By: Eamonn Sadler, first published on Jakarta Expat
One day, in the middle of the summer of 1976, my step father decided we were going to have a dinner party. He fancied himself as something of a gourmet cook and he decided that he was going to impress everyone with his worldliness and his international culinary expertise by cooking a Nasi Goreng. I had no idea at the time what this exotic sounding dish was or where it came from, but I knew from previous experience that he was bound to screw it up in spectacular fashion so I watched intently as he lined up his ingredients in the kitchen and started to cook. He pranced around from pot to work surface to chopping board and after about two hours ended up with a huge frying pan full of rice and lamb and vegetables. It looked nothing like the Nasi Goreng I know now, but it looked good. I must admit I was very disappointed that nothing had exploded in his face and nothing extremely hot had contacted him in the groin area. In fact nothing at all of any note had seemed to go wrong at all. But there was still time.
The summer of ’76, for those who weren’t there or don’t remember, was the hottest summer in the UK since records began. On Saturday July 3rd that year, the day my step father chose for his dinner party, temperatures in Gloucestershire reached nearly 36 degrees, making it one of the hottest places in England.

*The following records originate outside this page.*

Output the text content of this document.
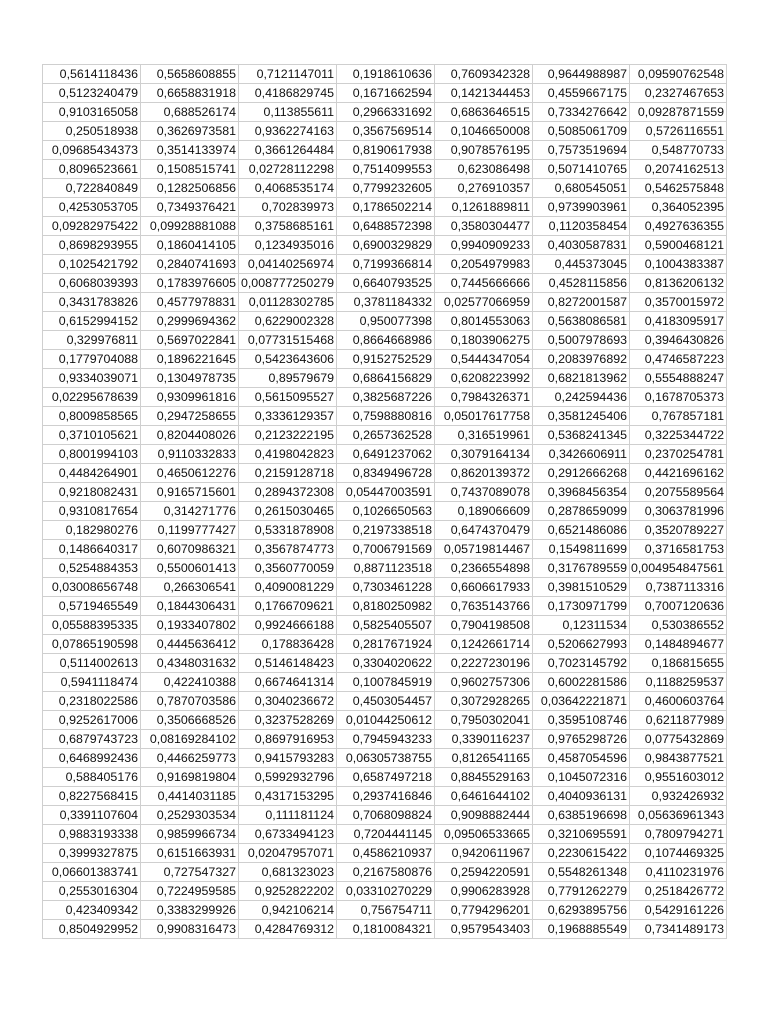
0,5614118436	0,5658608855	0,7121147011	0,1918610636	0,7609342328	0,9644988987	0,09590762548
0,5123240479	0,6658831918	0,4186829745	0,1671662594	0,1421344453	0,4559667175	0,2327467653
0,9103165058	0,688526174	0,113855611	0,2966331692	0,6863646515	0,7334276642	0,09287871559
0,250518938	0,3626973581	0,9362274163	0,3567569514	0,1046650008	0,5085061709	0,5726116551
0,09685434373	0,3514133974	0,3661264484	0,8190617938	0,9078576195	0,7573519694	0,548770733
0,8096523661	0,1508515741	0,02728112298	0,7514099553	0,623086498	0,5071410765	0,2074162513
0,722840849	0,1282506856	0,4068535174	0,7799232605	0,276910357	0,680545051	0,5462575848
0,4253053705	0,7349376421	0,702839973	0,1786502214	0,1261889811	0,9739903961	0,364052395
0,09282975422	0,09928881088	0,3758685161	0,6488572398	0,3580304477	0,1120358454	0,4927636355
0,8698293955	0,1860414105	0,1234935016	0,6900329829	0,9940909233	0,4030587831	0,5900468121
0,1025421792	0,2840741693	0,04140256974	0,7199366814	0,2054979983	0,445373045	0,1004383387
0,6068039393	0,1783976605	0,008777250279	0,6640793525	0,7445666666	0,4528115856	0,8136206132
0,3431783826	0,4577978831	0,01128302785	0,3781184332	0,02577066959	0,8272001587	0,3570015972
0,6152994152	0,2999694362	0,6229002328	0,950077398	0,8014553063	0,5638086581	0,4183095917
0,329976811	0,5697022841	0,07731515468	0,8664668986	0,1803906275	0,5007978693	0,3946430826
0,1779704088	0,1896221645	0,5423643606	0,9152752529	0,5444347054	0,2083976892	0,4746587223
0,9334039071	0,1304978735	0,89579679	0,6864156829	0,6208223992	0,6821813962	0,5554888247
0,02295678639	0,9309961816	0,5615095527	0,3825687226	0,7984326371	0,242594436	0,1678705373
0,8009858565	0,2947258655	0,3336129357	0,7598880816	0,05017617758	0,3581245406	0,767857181
0,3710105621	0,8204408026	0,2123222195	0,2657362528	0,316519961	0,5368241345	0,3225344722
0,8001994103	0,9110332833	0,4198042823	0,6491237062	0,3079164134	0,3426606911	0,2370254781
0,4484264901	0,4650612276	0,2159128718	0,8349496728	0,8620139372	0,2912666268	0,4421696162
0,9218082431	0,9165715601	0,2894372308	0,05447003591	0,7437089078	0,3968456354	0,2075589564
0,9310817654	0,314271776	0,2615030465	0,1026650563	0,189066609	0,2878659099	0,3063781996
0,182980276	0,1199777427	0,5331878908	0,2197338518	0,6474370479	0,6521486086	0,3520789227
0,1486640317	0,6070986321	0,3567874773	0,7006791569	0,05719814467	0,1549811699	0,3716581753
0,5254884353	0,5500601413	0,3560770059	0,8871123518	0,2366554898	0,3176789559	0,004954847561
0,03008656748	0,266306541	0,4090081229	0,7303461228	0,6606617933	0,3981510529	0,7387113316
0,5719465549	0,1844306431	0,1766709621	0,8180250982	0,7635143766	0,1730971799	0,7007120636
0,05588395335	0,1933407802	0,9924666188	0,5825405507	0,7904198508	0,12311534	0,530386552
0,07865190598	0,4445636412	0,178836428	0,2817671924	0,1242661714	0,5206627993	0,1484894677
0,5114002613	0,4348031632	0,5146148423	0,3304020622	0,2227230196	0,7023145792	0,186815655
0,5941118474	0,422410388	0,6674641314	0,1007845919	0,9602757306	0,6002281586	0,1188259537
0,2318022586	0,7870703586	0,3040236672	0,4503054457	0,3072928265	0,03642221871	0,4600603764
0,9252617006	0,3506668526	0,3237528269	0,01044250612	0,7950302041	0,3595108746	0,6211877989
0,6879743723	0,08169284102	0,8697916953	0,7945943233	0,3390116237	0,9765298726	0,0775432869
0,6468992436	0,4466259773	0,9415793283	0,06305738755	0,8126541165	0,4587054596	0,9843877521
0,588405176	0,9169819804	0,5992932796	0,6587497218	0,8845529163	0,1045072316	0,9551603012
0,8227568415	0,4414031185	0,4317153295	0,2937416846	0,6461644102	0,4040936131	0,932426932
0,3391107604	0,2529303534	0,111181124	0,7068098824	0,9098882444	0,6385196698	0,05636961343
0,9883193338	0,9859966734	0,6733494123	0,7204441145	0,09506533665	0,3210695591	0,7809794271
0,3999327875	0,6151663931	0,02047957071	0,4586210937	0,9420611967	0,2230615422	0,1074469325
0,06601383741	0,727547327	0,681323023	0,2167580876	0,2594220591	0,5548261348	0,4110231976
0,2553016304	0,7224959585	0,9252822202	0,03310270229	0,9906283928	0,7791262279	0,2518426772
0,423409342	0,3383299926	0,942106214	0,756754711	0,7794296201	0,6293895756	0,5429161226
0,8504929952	0,9908316473	0,4284769312	0,1810084321	0,9579543403	0,1968885549	0,7341489173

About 6pm people started to arrive and everyone gathered in the garden where the dining table and chairs had been set up. My mother greeted everyone and gave them drinks while my step father paraded around in his “Kiss Me, I’m the Chef” apron. The men drank ice cold beer and the ladies sipped white wine spritzers while they fanned themselves with magazines and paper plates to combat the stifling heat. I guess by 7pm the temperature had gone down to around 30 degrees, and it was at about this time that I followed my step father into the kitchen one last time to help him bring out the food. Before he picked up the huge frying pan he tasted his concoction one last time and decided, to my delight, that it wasn’t nearly spicy enough. He removed the cap from his bottle of chili sauce and gingerly dripped a few more dark red drops into the pan. Then a pause, then a few more drops, then a shrug of the shoulders and a good firm shake that sent roughly a third of the contents of the bottle into the mix. He stirred everything in vigourously with a wooden spoon then picked up the pan and headed for the garden where our already sweating guests awaited. I inspected the sauce bottle after he had gone. “Hell’s Inferno Chili Sauce. One Million Scoville Units. 200 Times Hotter Than Jalapeno. Use with Extreme Caution.” I made my way out to the garden to watch the fun.
He served everyone directly from the pan with generous portions, then raised his glass in an elaborate and overly sincere toast before encouraging everyone to “dig in”. They did.
I’d never seen grown men cry before. Cold beers disappeared in an instant. Within seconds women were in the house fighting for turns at the cold water taps. People clutched their throats as their faces turned purple, looking for all the world like they were trying to strangle themselves to death. A struggle for the ice bucket sent the cubes flying onto the grass where they dissolved in seconds as people tried to grab them and stuff them into their mouths.
People actually started throwing up over the garden fence. Echoing screams could be heard as people ran off down the road. My stubborn step father sat alone in the midst of this mayhem and carried on eating like nothing had happened. His face was bright red, his veins were well up and he was drenched from head to foot in sweat, but he refused to admit the obvious. He cleared his plate and actually helped himself to more from the pan. He must have been in agony as he tried to salvage his dignity but he wasn’t giving up. He didn’t go to work the following week so I guess he paid the price. So did I. My stomach muscles ached from the laughing for days afterwards.